2.4. It is noticed that in the concluding para no. 33, the Tribunal has mentioned that the material was very much produced by the assessee before the TPO along with documents such agreement, invoices and all other relevant details. So far as the selection of most appropriate method is concerned, the primary facts were available on record with the TPO. So far as, deciding the most appropriate method is concerned, it is purely a legal issue which could be decided by analyzing the nature of transaction on the basis of primary facts available on record. In view of this finding, we are of the view, neither there was any concealment nor furnishing of inaccurate particulars of income. In such a situation, from Hon’ble Apex Court in CIT vs Reliance Petro Products Pvt. Ltd. 322 ITR 158 (SC) clearly comes to the rescue of the assessee. However, since the matter was restored by the Tribunal to the file of the TPO, in all fairness, we are restoring this issue to the file of the TPO.
2.5. To sum up, so far as, the addition with respect to provision of clinical study management and monitoring support services and depreciation on Ankleshwar Plant was deleted by the Tribunal, therefore, on both these issues, penalty u/s 271(1)(c) will not survive, therefore, deleted.

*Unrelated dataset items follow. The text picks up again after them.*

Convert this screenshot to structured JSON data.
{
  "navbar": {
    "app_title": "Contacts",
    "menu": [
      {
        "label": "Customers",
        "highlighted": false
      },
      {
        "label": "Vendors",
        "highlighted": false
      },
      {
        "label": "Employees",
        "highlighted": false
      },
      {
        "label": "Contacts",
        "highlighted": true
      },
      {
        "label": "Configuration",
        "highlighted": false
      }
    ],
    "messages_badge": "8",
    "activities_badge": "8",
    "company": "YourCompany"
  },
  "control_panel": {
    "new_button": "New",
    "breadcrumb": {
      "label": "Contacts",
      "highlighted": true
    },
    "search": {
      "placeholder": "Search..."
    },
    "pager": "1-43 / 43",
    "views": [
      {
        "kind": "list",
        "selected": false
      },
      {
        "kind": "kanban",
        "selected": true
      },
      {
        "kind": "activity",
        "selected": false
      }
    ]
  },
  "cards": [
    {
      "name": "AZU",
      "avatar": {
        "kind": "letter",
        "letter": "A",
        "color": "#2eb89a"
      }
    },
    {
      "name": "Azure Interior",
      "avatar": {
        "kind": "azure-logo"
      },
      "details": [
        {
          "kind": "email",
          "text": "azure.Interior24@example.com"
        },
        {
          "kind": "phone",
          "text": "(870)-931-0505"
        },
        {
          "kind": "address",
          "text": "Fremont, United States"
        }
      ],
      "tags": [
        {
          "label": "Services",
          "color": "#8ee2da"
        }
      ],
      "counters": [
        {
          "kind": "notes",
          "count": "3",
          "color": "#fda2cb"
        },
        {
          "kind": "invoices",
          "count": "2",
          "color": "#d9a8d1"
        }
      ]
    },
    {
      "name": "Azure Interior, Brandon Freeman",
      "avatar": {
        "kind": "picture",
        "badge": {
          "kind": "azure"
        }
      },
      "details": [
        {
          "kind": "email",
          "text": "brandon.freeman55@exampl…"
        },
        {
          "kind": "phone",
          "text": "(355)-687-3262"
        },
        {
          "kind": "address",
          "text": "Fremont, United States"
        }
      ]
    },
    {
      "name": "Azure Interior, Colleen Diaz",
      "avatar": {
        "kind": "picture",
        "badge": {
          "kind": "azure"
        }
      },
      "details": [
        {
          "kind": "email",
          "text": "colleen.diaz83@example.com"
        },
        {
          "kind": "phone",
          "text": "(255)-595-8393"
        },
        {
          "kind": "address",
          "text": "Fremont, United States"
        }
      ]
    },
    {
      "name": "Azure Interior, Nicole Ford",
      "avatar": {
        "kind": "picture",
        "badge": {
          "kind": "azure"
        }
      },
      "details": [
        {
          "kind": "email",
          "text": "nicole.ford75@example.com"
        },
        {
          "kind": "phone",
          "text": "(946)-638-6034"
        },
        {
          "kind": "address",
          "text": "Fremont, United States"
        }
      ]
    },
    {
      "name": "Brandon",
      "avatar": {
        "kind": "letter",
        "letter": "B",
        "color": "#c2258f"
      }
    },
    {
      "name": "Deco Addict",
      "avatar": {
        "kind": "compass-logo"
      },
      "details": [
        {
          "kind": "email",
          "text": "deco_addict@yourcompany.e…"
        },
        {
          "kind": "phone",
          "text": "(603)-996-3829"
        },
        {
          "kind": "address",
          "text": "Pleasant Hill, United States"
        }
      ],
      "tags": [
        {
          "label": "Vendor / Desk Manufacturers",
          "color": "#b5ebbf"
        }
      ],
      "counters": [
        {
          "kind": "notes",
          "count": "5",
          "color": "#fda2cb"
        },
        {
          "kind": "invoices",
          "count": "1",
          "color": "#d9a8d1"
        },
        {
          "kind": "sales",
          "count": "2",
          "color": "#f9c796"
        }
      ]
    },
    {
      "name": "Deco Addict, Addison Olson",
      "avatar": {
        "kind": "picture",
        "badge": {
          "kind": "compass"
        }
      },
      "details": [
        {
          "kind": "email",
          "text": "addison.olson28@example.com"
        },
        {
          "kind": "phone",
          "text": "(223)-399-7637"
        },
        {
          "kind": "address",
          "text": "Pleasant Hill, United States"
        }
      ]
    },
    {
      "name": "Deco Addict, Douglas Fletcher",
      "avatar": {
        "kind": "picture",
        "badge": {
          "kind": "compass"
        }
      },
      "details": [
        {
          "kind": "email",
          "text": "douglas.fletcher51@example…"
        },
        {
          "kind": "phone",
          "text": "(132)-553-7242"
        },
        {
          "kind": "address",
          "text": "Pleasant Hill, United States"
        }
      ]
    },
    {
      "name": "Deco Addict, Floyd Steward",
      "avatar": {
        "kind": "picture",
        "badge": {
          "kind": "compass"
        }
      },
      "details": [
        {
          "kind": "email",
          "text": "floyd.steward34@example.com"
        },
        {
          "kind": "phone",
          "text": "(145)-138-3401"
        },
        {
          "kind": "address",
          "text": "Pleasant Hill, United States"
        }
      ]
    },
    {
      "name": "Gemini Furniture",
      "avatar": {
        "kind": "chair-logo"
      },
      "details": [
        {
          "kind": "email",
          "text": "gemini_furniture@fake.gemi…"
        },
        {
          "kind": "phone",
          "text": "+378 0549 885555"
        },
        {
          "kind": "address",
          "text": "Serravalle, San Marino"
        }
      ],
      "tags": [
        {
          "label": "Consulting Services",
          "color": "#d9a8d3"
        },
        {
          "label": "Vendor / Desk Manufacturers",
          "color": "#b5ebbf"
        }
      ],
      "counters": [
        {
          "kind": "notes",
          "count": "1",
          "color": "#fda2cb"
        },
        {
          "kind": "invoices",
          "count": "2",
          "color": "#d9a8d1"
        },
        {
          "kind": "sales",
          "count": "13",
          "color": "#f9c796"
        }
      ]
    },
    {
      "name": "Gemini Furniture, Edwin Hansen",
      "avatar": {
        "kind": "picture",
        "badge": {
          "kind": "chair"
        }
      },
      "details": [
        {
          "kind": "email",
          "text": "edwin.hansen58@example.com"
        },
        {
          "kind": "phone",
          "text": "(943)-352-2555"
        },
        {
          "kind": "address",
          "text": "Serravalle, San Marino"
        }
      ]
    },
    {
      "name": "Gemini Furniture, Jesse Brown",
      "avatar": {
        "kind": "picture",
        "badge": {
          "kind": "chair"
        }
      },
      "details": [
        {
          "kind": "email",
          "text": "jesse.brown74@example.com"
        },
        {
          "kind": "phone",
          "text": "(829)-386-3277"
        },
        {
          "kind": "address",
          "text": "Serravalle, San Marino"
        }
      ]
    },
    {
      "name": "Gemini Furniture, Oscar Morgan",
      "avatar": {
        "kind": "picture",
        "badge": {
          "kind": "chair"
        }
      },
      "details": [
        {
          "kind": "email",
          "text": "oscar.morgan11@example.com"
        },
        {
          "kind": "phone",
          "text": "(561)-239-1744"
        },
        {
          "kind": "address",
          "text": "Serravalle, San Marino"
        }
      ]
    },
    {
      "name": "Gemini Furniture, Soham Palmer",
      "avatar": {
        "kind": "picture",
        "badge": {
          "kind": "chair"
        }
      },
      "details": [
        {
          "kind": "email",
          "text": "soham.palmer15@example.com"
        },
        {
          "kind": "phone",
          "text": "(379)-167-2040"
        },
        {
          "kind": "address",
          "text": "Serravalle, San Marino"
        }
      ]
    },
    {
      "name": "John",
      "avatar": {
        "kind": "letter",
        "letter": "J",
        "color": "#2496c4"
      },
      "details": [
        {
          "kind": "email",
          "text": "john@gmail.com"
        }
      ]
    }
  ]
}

2.6. So far as, the addition of import of finished direct formulation for resale in India is concerned, we restore the issue of penalty on this count to the file of the ld. TPO, who shall decide the issue on the basis of the outcome of the quantum addition, which was restored to his file by the Tribunal vide order 06/11/2015. The assessee be given opportunity of being heard with further liberty to furnish evidence, if any, in support of its claim, thus, on this count, this issue is allowed for statistical purposes only.
Finally, the appeal of the Revenue is partly allowed for statistical purposes.
This order was pronounced in the open court in the presence of ld. representatives from both sides at the conclusion of the hearing on 12/05/2016.